Monday, January 25, 2010

Missing Element in CBCP Call for Political Involvement

The call of Philippine Catholic bishops for the active involvement of the laity in "principled partisan politics" (24 January 2010 CBCP Pastoral Statement) targets individual candidates and voters but neglects necessary institutions like political parties. More than our flawed elective officials, the bigger national challenge is our weak governance institutions. Enduring and pervasive unethical practices in politics are rooted in flawed systems and institutions, which can outlast individuals & cannot be changed without sufficient competence, imagination, strategic moves & sustained efforts.

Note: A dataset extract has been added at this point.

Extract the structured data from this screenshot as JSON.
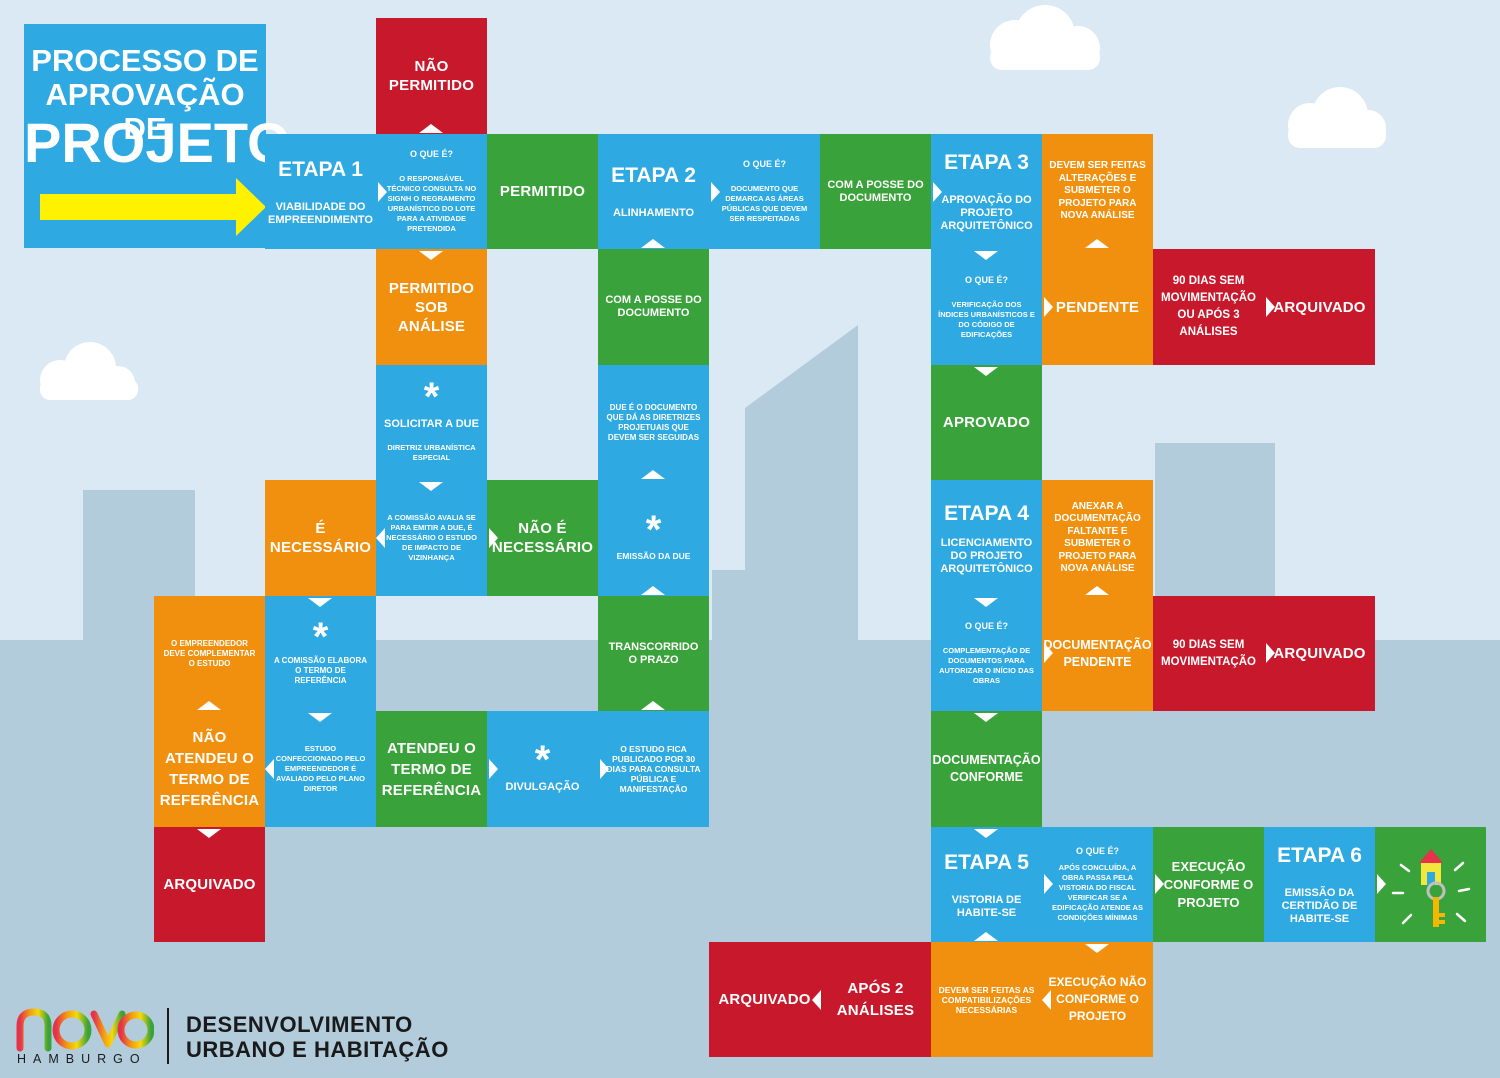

The CBCP asks the candidates to educate the people on the situation of our country and “to present their platforms and convictions rather than attack others.” The bishops appeal to voters to exercise wisely their right to vote, and to “follow the dictates of conscience after a prayerful and collective period of discernment” rather than be swayed by “survey results or political advertisements.”
The CBCP encouragement for lay people to participate actively in principled partisan politics should target the strengthening of institutions like the political parties, which are weak in the following: clarifying and promoting their ideologies and platforms, mobilizing resources for political education and electoral campaigns, and disciplining their party members (see “Priorities for Parties,” 15 August 2009 blog). Political parties that are financially stable, ideologically strong, platform-based, and dialogical in practice will be more effective in the political education of the citizenry than the institutional church will be.

In this light, here are some crucial pastoral actions for the institutional church:

(1) Encourage voters, and urge the political parties, to support a Party Development Law that would create a State Subsidy Fund for party strengthening and campaign financing, require an established participatory process for selecting party candidates, and punish party-switching.

(2) Encourage voters to review the platforms, programs & accomplishments of current parties, and to join a party & actively contribute to its capability in formulating & implementing its programs & disciplining its members.

(3) Specify & disseminate criteria to guide voters and neophyte candidates in assessing & choosing to join a political party, e.g. the coherence, the explanatory ability & the explicit & implicit anthropological assumptions of the party ideology & platform.

A radical theologian once suggested that faith without ideology is dead. If ideology is understood as a politico-economic theory on how a society may resolve or balance the competing interests of its members, then the practice of one’s religious faith without ideology tends either to neglect social reform or to pursue reform in incoherent or unsystematic ways. The evangelization of Philippine politics is ineffective when it ignores the institutional weakness of political parties, which are ideologically & financially weak.